Мы взяли халаты и натянули бахилы, опасаясь спугнуть призрак хорошего настроения заведующего отделением. Он проводил нас до палаты лично, отмахнувшись от подбежавших было медсестёр, открыл нам дверь и поспешил по коридору дальше.

Бокс был небольшой, но уютный, насколько это определение могло быть применимым к больнице. И вполне современным — не просто две койки и две тумбочки при них. И кровати были хорошие, удобные, и кресла, и столик между ними. Без изысков, но аккуратно и миленько. Ланевский сидел на половине табуретки возле Милы, держа её за руку. Они о чём-то тихо переговаривались, и на нас не обратили ни малейшего внимания. Зато удивила пани Дагмара. На ней был белый махровый халат типа гостиничного, а на голове, поверх тщательно расчёсанных и убранных в элегантную прическу волос, какая-то серебристо-бежевая шляпка с плотной вуалью, закрывавшей жуткий шрам. Она повернула голову в нашу сторону и потянула носом:

— Никак Волк зашёл в гости? Да с гостинцами. От Васи́лько? — голос у неё был гораздо приятнее, чем при первой нашей встрече, а вот нюх всё тот же, феноменальный. Прямо служебно-розыскная бабка.

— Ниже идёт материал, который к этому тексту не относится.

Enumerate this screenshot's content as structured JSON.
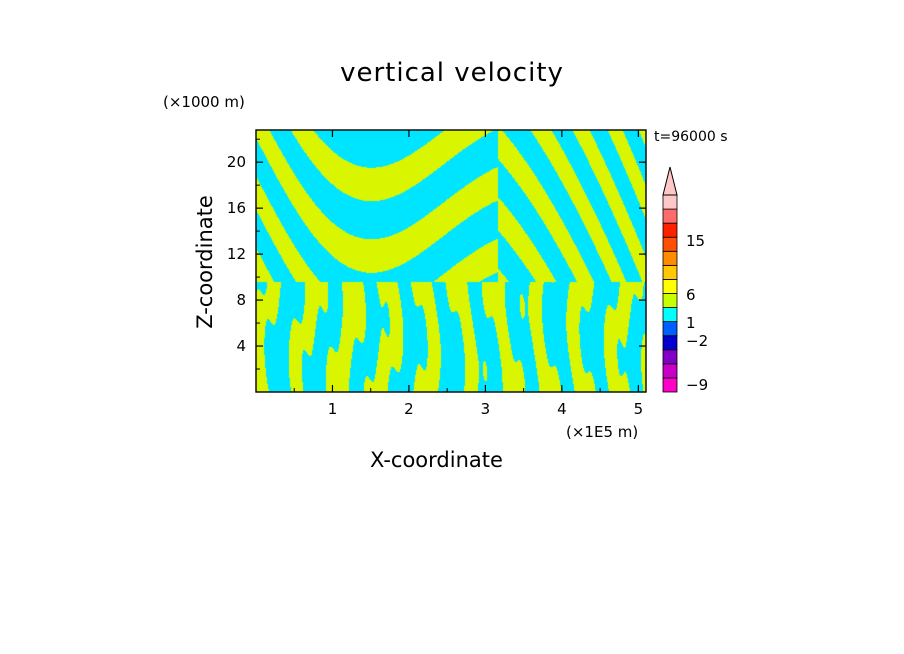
{
  "chart_data": {
    "type": "heatmap",
    "title": "vertical velocity",
    "xlabel": "X-coordinate",
    "ylabel": "Z-coordinate",
    "x_unit": "(×1E5 m)",
    "z_unit": "(×1000 m)",
    "time_label": "t=96000 s",
    "xlim": [
      0,
      5.1
    ],
    "ylim": [
      0,
      22.8
    ],
    "x_ticks": [
      1,
      2,
      3,
      4,
      5
    ],
    "y_ticks": [
      4,
      8,
      12,
      16,
      20
    ],
    "colorbar": {
      "tick_labels": [
        "15",
        "6",
        "1",
        "−2",
        "−9"
      ],
      "colors": [
        "#ff00c8",
        "#c800c8",
        "#8000c8",
        "#0000d0",
        "#0060ff",
        "#00ffff",
        "#c8ff00",
        "#ffff00",
        "#ffc800",
        "#ff8c00",
        "#ff5000",
        "#ff2000",
        "#ff6a6a",
        "#ffc8c8"
      ]
    },
    "dominant_colors": {
      "updraft": "#d9f500",
      "downdraft": "#00e5ff"
    }
  }
}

— Здравствуйте, милые дамы! — опомнился я. — Прошу угоститься перед дорогой, пора освобождать палату для больных, нечего тут здоровым и красивым место занимать. А как про Василя узнала, пани Дагмара?

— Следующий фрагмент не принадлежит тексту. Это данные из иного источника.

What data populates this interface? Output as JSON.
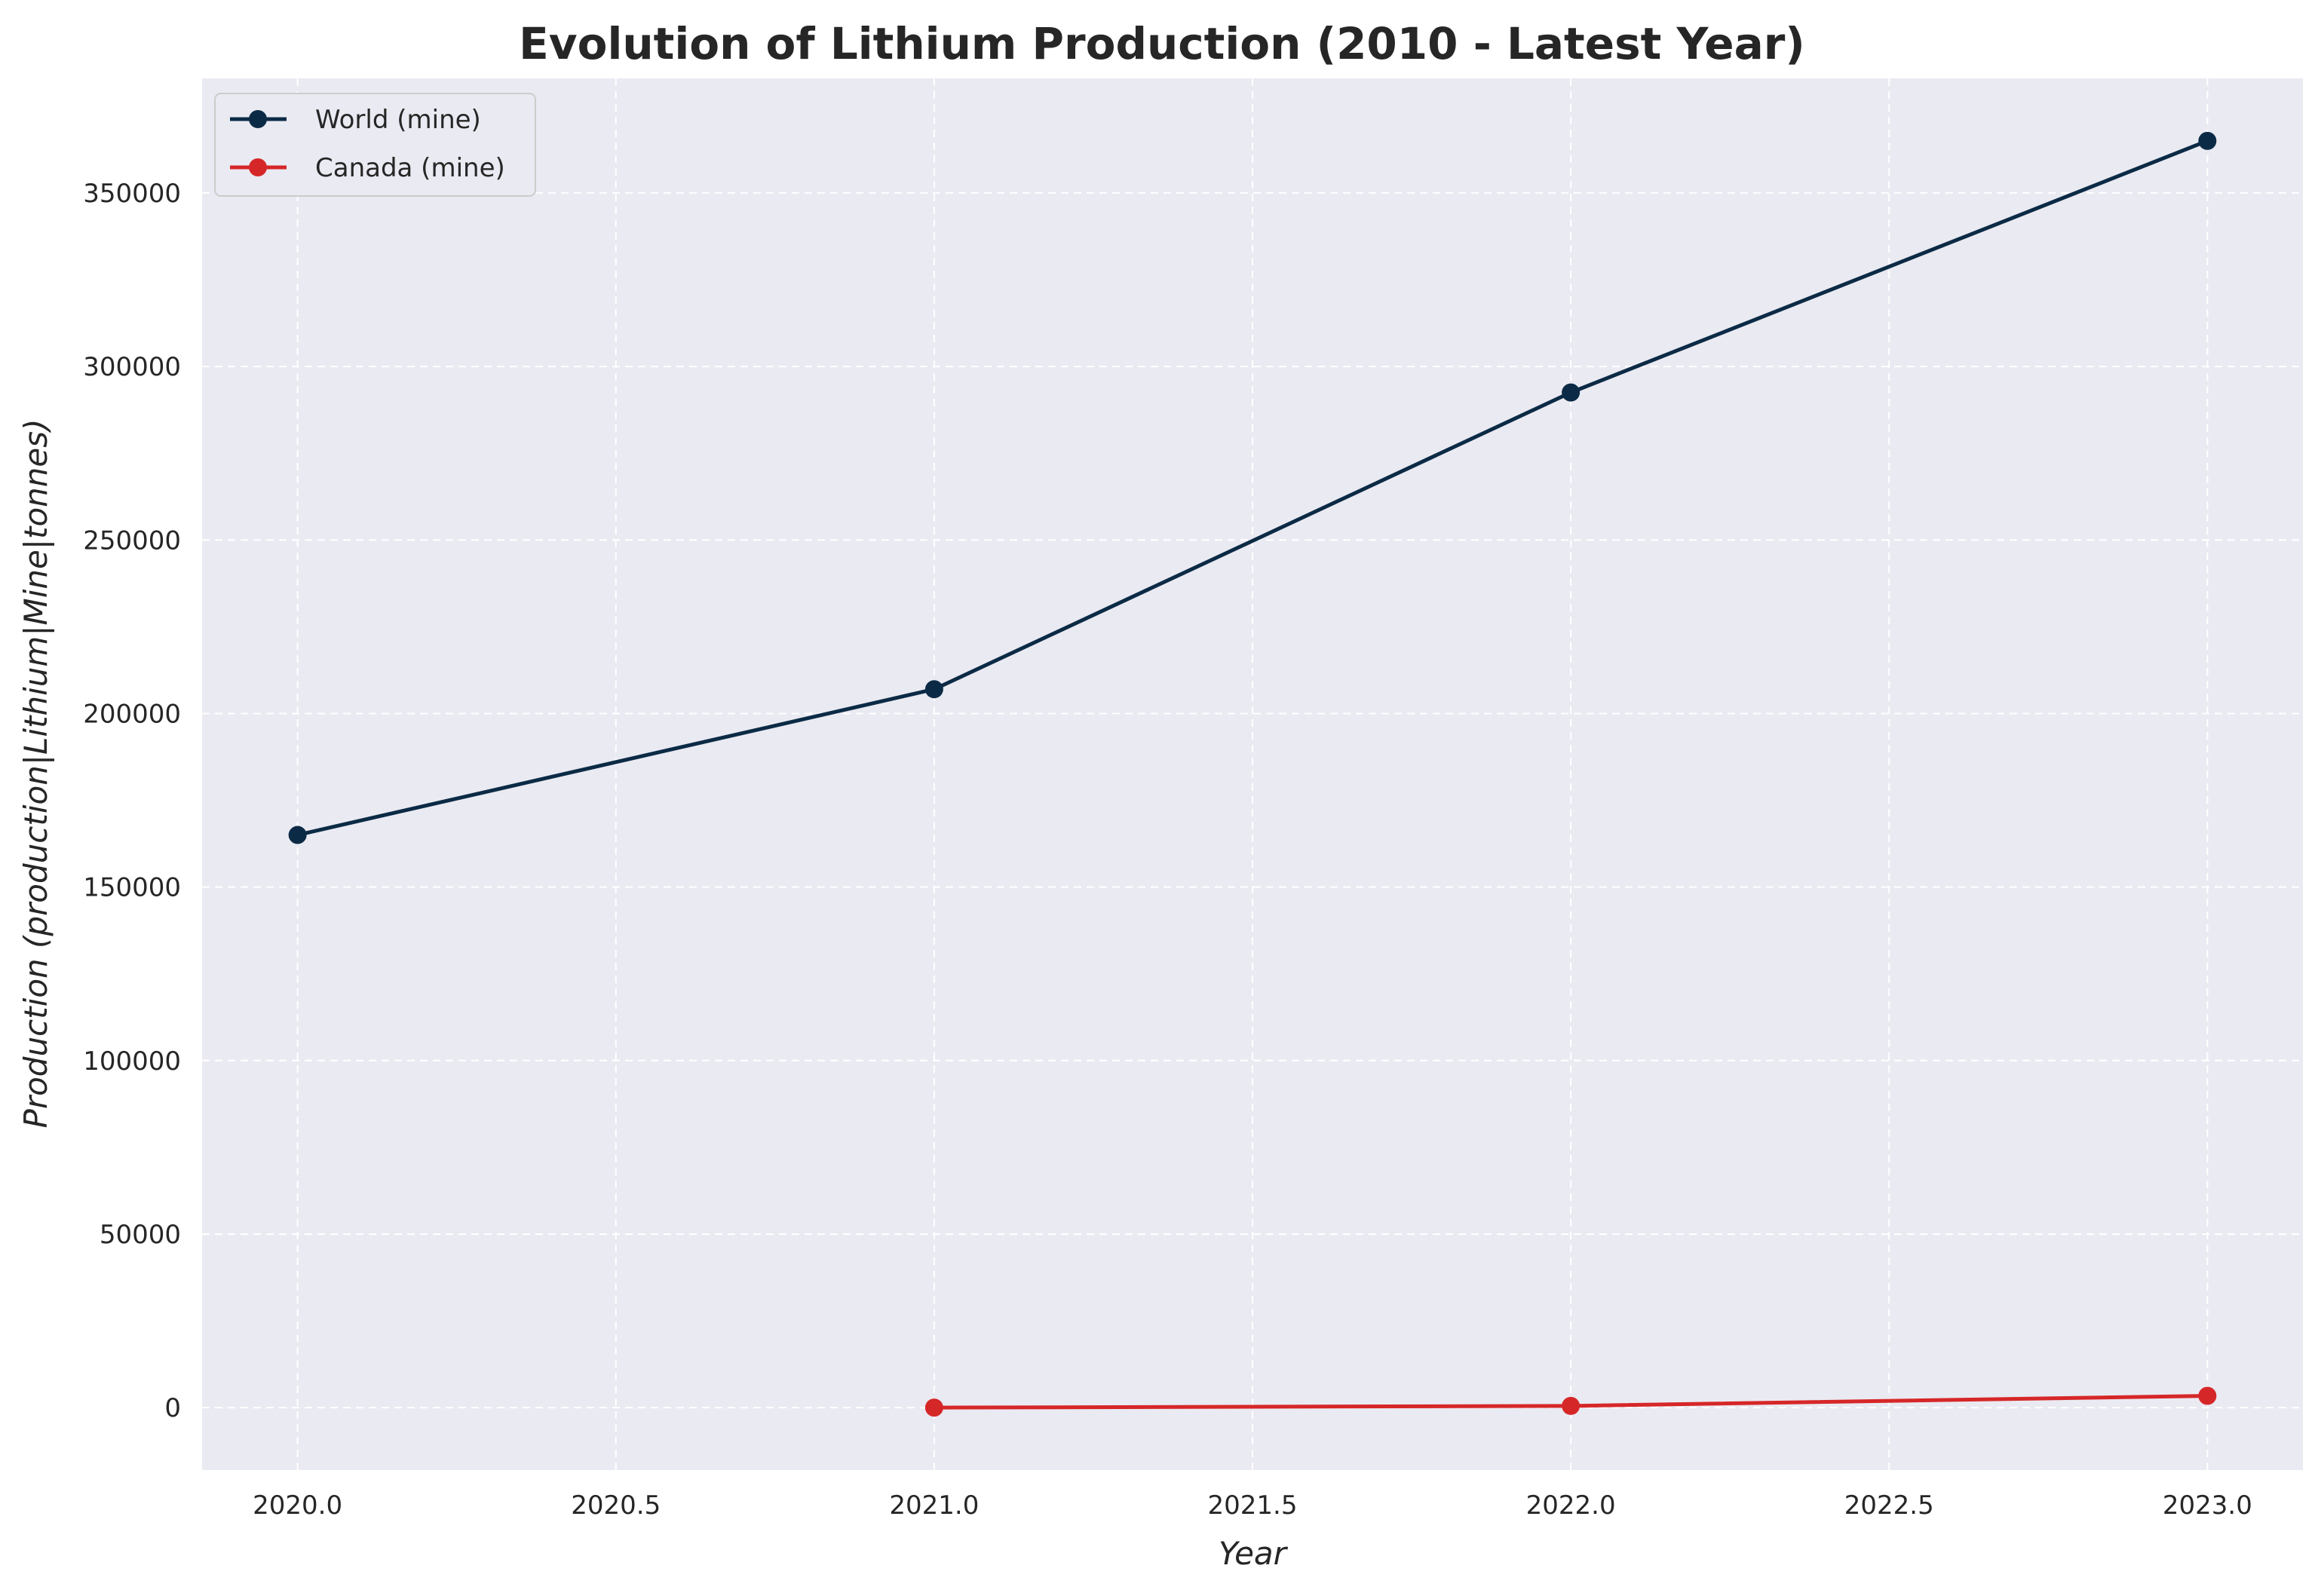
{
  "chart_data": {
    "type": "line",
    "title": "Evolution of Lithium Production (2010 - Latest Year)",
    "xlabel": "Year",
    "ylabel": "Production (production|Lithium|Mine|tonnes)",
    "xlim": [
      2019.85,
      2023.15
    ],
    "ylim": [
      -18000,
      383000
    ],
    "xticks": [
      2020.0,
      2020.5,
      2021.0,
      2021.5,
      2022.0,
      2022.5,
      2023.0
    ],
    "xtick_labels": [
      "2020.0",
      "2020.5",
      "2021.0",
      "2021.5",
      "2022.0",
      "2022.5",
      "2023.0"
    ],
    "yticks": [
      0,
      50000,
      100000,
      150000,
      200000,
      250000,
      300000,
      350000
    ],
    "ytick_labels": [
      "0",
      "50000",
      "100000",
      "150000",
      "200000",
      "250000",
      "300000",
      "350000"
    ],
    "grid": true,
    "legend_position": "top-left",
    "series": [
      {
        "name": "World (mine)",
        "color": "#0b2a45",
        "x": [
          2020,
          2021,
          2022,
          2023
        ],
        "y": [
          165000,
          207000,
          292500,
          365000
        ]
      },
      {
        "name": "Canada (mine)",
        "color": "#d62728",
        "x": [
          2021,
          2022,
          2023
        ],
        "y": [
          0,
          500,
          3400
        ]
      }
    ]
  }
}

— Зови уж меня баба Дага, Дима, как и все. А как мне не узнать по запаху наш жемайтский суп? Я же маму Василя рецепту сама научила. Только он, как и Лида-покойница, тмину лишку кладёт.

Вот это номер! Через всю палату, в корзине, в банке, завёрнутой в какой-то плотный плед. С первого вдоха.

— Баба Дага, давайте так: вы покушайте, соберитесь без спешки, мы часика через два заедем и заберём вас с Милой. Есть важное дело вечером, и без вас никак не решить, — старательно избегая подробностей, предложил я.

— Дело, говоришь? А я-то думаю, что за вонь такая знакомая, могильной гнилью отдаёт. Неужто и тебя Вупыр обработал? — старуха выпрямила спину, наклонилась вперед, чуть опустила голову и развела руки. Выглядела она настороженно и яростно. Как ворона, защищавшая гнездо. — Тоже будешь советовать отдать земли наши этой твари⁈

— Не обижай меня, Дагмара Казимировна, не заслужил, — ответил внутренний реалист с достоинством, но неожиданно сухо. Бабка вздрогнула и словно повела глазами, которых не было, по палате, будто ища того, кто говорил с ней моими словами. — Я встречался со Стасом. И встречусь ещё раз. Надеюсь, последний. Уговор у нас с ним получился. Меняться станем.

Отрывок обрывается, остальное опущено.